A new era for the UC Irvine Nuclear Reactor Facility

Professor Sarah Finkeldei is bringing new life to the decades-old facility.
Monday, March 25, 2024
Lucas Van Wyk Joel
UCI Physical Sciences Communications

Professor Sarah Finkeldei and Professor Shen Dillon in UCI’s Nuclear Reactor Facility in Rowland Hall, getting ready to send a sample down to the reactor core for irradiation experiments.

Picture Credit:
Lucas Van Wyk Joel

The UC Irvine Nuclear Reactor Facility (UCI NRF) opened in 1969 under the leadership of Nobel laureate and founding chair of the UCI Department of Chemistry Professor Frank Sherwood “Sherry” Rowland.

The reactor once helped analyze the bullets that killed President John F. Kennedy, and today Assistant Professor Sarah Finkeldei of the UC Irvine Department of Chemistry, alongside Reactor Facility Manager John Keffer, is ushering in a new era for the facility. 
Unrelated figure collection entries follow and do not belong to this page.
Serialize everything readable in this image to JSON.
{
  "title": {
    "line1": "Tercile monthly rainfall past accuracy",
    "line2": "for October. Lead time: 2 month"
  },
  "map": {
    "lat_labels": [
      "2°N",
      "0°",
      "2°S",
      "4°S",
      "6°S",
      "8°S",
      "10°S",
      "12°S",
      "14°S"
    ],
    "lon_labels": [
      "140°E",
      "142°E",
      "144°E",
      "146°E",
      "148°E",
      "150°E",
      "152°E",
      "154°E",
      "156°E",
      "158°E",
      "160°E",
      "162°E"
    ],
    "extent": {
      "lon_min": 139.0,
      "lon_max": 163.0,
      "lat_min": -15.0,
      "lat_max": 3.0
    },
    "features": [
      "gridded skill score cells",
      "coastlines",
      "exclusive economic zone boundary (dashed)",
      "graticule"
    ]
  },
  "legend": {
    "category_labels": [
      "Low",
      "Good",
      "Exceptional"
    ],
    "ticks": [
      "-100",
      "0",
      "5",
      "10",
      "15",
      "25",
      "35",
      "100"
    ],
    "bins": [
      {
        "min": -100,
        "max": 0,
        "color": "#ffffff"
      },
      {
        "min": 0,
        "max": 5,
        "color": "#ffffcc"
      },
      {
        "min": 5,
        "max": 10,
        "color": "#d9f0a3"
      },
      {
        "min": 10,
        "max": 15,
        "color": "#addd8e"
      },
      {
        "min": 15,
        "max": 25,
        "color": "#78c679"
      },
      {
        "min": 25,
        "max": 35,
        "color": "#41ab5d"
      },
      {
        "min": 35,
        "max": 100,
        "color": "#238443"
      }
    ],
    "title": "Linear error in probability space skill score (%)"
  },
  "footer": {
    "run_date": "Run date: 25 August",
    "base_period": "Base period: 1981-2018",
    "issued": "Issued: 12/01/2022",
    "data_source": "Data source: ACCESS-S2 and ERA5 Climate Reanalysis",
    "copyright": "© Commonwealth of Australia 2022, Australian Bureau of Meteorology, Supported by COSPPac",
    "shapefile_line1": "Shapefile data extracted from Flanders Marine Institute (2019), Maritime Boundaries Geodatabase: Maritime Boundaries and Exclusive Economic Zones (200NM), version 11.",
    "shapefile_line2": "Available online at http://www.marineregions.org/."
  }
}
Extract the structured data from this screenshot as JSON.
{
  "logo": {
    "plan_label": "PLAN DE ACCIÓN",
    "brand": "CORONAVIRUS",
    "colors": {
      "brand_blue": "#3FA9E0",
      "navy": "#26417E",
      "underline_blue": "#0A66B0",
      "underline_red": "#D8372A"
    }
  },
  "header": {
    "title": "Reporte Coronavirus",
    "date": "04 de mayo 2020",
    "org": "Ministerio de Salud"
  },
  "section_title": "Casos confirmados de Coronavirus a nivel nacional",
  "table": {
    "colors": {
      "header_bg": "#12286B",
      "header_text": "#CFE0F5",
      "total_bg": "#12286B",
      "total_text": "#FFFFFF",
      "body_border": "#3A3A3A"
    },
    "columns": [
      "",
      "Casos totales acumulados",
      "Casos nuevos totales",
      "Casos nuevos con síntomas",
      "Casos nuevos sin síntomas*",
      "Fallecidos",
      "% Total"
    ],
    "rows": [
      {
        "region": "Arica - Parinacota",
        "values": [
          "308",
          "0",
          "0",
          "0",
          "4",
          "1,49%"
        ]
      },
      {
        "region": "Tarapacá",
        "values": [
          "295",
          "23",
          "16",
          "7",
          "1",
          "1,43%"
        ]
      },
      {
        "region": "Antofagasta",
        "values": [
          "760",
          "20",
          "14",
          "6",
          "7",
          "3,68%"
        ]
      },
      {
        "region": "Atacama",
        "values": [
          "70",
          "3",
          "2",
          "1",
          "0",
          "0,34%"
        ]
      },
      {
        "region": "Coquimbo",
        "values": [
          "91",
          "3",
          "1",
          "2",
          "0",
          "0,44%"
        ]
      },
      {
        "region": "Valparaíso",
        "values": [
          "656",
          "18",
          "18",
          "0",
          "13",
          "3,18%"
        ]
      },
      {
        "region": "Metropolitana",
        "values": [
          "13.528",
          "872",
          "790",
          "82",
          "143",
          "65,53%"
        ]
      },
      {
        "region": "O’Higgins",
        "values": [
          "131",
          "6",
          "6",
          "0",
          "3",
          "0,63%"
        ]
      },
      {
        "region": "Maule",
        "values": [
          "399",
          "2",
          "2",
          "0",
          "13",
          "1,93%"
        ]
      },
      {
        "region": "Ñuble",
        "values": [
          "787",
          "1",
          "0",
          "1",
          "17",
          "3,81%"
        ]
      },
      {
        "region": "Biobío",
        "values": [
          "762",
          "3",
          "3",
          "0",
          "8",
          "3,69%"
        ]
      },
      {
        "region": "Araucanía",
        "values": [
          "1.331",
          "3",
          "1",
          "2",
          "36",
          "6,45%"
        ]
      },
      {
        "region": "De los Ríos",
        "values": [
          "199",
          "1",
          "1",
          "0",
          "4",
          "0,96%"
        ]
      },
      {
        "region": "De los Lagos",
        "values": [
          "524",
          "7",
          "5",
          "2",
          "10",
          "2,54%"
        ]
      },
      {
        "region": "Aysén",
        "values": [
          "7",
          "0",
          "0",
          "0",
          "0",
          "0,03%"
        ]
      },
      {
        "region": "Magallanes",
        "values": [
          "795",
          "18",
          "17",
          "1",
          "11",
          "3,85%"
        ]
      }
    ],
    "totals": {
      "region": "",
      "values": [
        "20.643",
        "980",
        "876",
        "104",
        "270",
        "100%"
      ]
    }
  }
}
UCI NRF recently collaborated with nuclear energy company Serva Energy, which last year succeeded in creating an isotope at UCI NRF — Actinium 225 — that carries immense promise as a treatment for certain types of cancer, including late-stage cancers. It is a collaboration Finkeldei hopes will open the door for similar projects in the future. 

Read more: Professor Sarah Finkeldei wins two DOE grants

UCI NRF is also helping support the training of the next generation of nuclear scientists through Department of Energy funding for undergraduate involvement in facility activities. 

Undergraduates involved at UCI NRF include Cristian Bautista Triana, Jacqueline Ferrer, Lauren O’Brian and Jack Shire of the Departments of Chemistry, Chemical and Biomolecular Engineering, and Physics & Astronomy, respectively. 

“Having undergraduate students there to help with the project allows for the training of the next generation of nuclear scientists right here at UCI,” said Finkeldei. Undergraduates “get industry contacts, and they work hands-on at the reactor. There aren’t many places in the U.S. or the world, where you can do that.” 

Finkeldei sees UCI NRF student involvement as a key part of what the facility will be able to achieve in the years to come. “It is essential to continue expanding our nuclear capabilities at UCI in order to enable new research directions, including the recent medical isotope developments,” Finkeldei said. 

For their work at UCI NRF, undergrad Jack Shire won a $10,000 scholarship from the Department of Energy’s Office of Nuclear Energy as part of the University Nuclear Leadership Program (UNLP). Funding for the scholarship came from a DOE grant awarded to Finkeldei, enabling UCI students to apply for scholarships and fellowships over the next 10 years.

Read more: Professor Sarah Finkeldei wins $4.3 million DOE grant to push nuclear energy into the future

The Nuclear Regulatory Commission also licensed in total four undergraduate and graduate students as nuclear reactor operators, after the students trained for a year at UCI NRF.

Besides the training and research happening at UCI’s NRF, in 2023 Finkeldei organized a UC Office of the President-funded Nuclear Science Workshop alongside Director Dr. Mavrik Zavarin of the Seaborg Institute at Lawrence Livermore National Laboratory (LLNL). The one-week workshop took place at LLNL and the University of California Livermore Collaboration Center (UCLCC), and it provided 20 undergraduate students from across UCI a hands-on opportunity to learn about nuclear science, tour laboratories at LLNL and network with a slew of national labs, including LLNL, Los Alamos National Laboratory, Idaho National Laboratory, Oak Ridge National Laboratory and Lawrence Berkeley National Laboratory. The workshop was exclusively for UCI undergrad students, two-thirds of whom came from underrepresented groups or were first-generation students.

The Nicholas Endowment, a philanthropic organization based in Irvine, is funding the workshop this year. The workshop will take place at Lawrence Livermore National Lab and the UCLCC, and will host about 40 UCI undergraduates.